Les difficultés financières croissantes du comté de Gruyère au XVIe siècle vont entraîner d’importants bouleversements dans la région. La faillite du comte Michel, incapable de rembourser ses dettes, profite à ses deux principaux créanciers, les républiques de Berne et Fribourg. En novembre 1554, celles-ci se voient adjuger par la Diète helvétique les dépouilles de l’Etat gruyérien. Après une année de gouvernement en commun, les deux acquéreurs décident de se partager le territoire, selon une ligne de séparation fixée à la gorge de la Tine. Dans la partie qui leur échoit, soit la Haute-Gruyère, les Bernois créent une entité administrative, le bailliage du Gessenay, et imposent la foi réformée, non sans difficultés. Leur politique religieuse entraîne la suppression du prieuré de Rougemont, sanctionnée par décret le 19 décembre 1555.

Des bâtiments médiévaux seule subsiste aujourd’hui l’église Saint-Nicolas, qui présentait à l’origine un plan en forme de croix latine avec trois absides semi-circulaires, typique de l’architecture clunisienne. A l’intérieur, de gros piliers carrés, reliés par des arcs légèrement brisés, séparent la nef des bas-côtés. Des fenêtres en plein cintre, fortement ébrasées, assurent l’éclairage de la nef au-dessus des piliers. Si le système de couvrement a pu varier au cours des siècles, allant d’un plafond plat ou d’une charpente ouverte au berceau lambrissé actuel, rien ne permet d’affirmer que l’édifice ait jamais reçu un voûtement de pierre, sauf dans l’avant-chœur central (voûte d’arêtes).
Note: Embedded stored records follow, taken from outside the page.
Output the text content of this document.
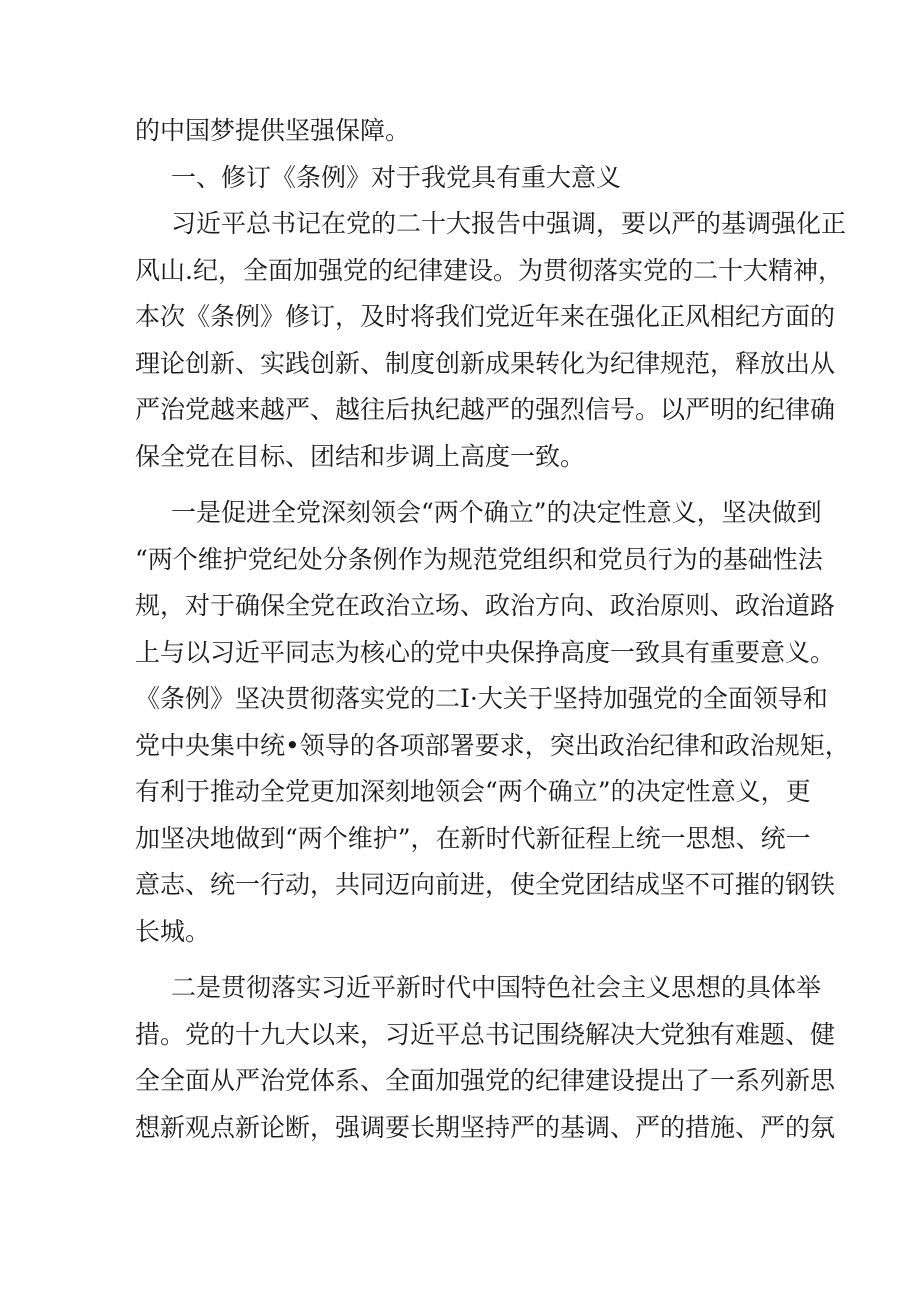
的中国梦提供坚强保障。
一、修订《条例》对于我党具有重大意义
习近平总书记在党的二十大报告中强调，要以严的基调强化正
风山.纪，全面加强党的纪律建设。为贯彻落实党的二十大精神，
本次《条例》修订，及时将我们党近年来在强化正风相纪方面的
理论创新、实践创新、制度创新成果转化为纪律规范，释放出从
严治党越来越严、越往后执纪越严的强烈信号。以严明的纪律确
保全党在目标、团结和步调上高度一致。
一是促进全党深刻领会“两个确立”的决定性意义，坚决做到
“两个维护党纪处分条例作为规范党组织和党员行为的基础性法
规，对于确保全党在政治立场、政治方向、政治原则、政治道路
上与以习近平同志为核心的党中央保挣高度一致具有重要意义。
《条例》坚决贯彻落实党的二I·大关于坚持加强党的全面领导和
党中央集中统•领导的各项部署要求，突出政治纪律和政治规矩，
有利于推动全党更加深刻地领会“两个确立”的决定性意义，更
加坚决地做到“两个维护”，在新时代新征程上统一思想、统一
意志、统一行动，共同迈向前进，使全党团结成坚不可摧的钢铁
长城。
二是贯彻落实习近平新时代中国特色社会主义思想的具体举
措。党的十九大以来，习近平总书记围绕解决大党独有难题、健
全全面从严治党体系、全面加强党的纪律建设提出了一系列新思
想新观点新论断，强调要长期坚持严的基调、严的措施、严的氛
A l’époque bernoise, le chœur roman est remplacé par un chevet polygonal flanqué de chapelles rectangulaires, tandis qu’on supprime les bras du transept. La tour de croisée, qui comprenait sans doute des baies en plein cintre, cède la place à un beffroi surmonté d’une flèche, qui s’appuie néanmoins sur de solides assises médiévales. Concernant le cloître et les autres bâtiments conventuels, les informations disponibles se limitent à quelques données textuelles. En 1572, une résidence est construite à leur emplacement pour le bailli du Gessenay, entraînant la disparition complète des vestiges. C’est le château de Rougemont, propriété privée qui dresse encore aujourd’hui sa masse imposante à côté de l’église.

Notes:

1 Concernant le prieuré de Rougemont, nous renvoyons le lecteur à l’article de synthèse de Helvetia Sacra, qui contient toutes références utiles aux sources manuscrites et imprimées, ainsi qu’aux études antérieures (cf. P.-Y. Favez, «Rougemont», dans Die Cluniazenser in der Schweiz, Basel / Frankfurt am Main, 1991, pp. 609-641).

2 En diplomatique, on appelle «pancarte» un acte juridique composé d’un ensemble d’actes antérieurs résumés, d’auteurs et d’époques différents, que confirme une autorité publique en faveur d’un établissement ecclésiastique.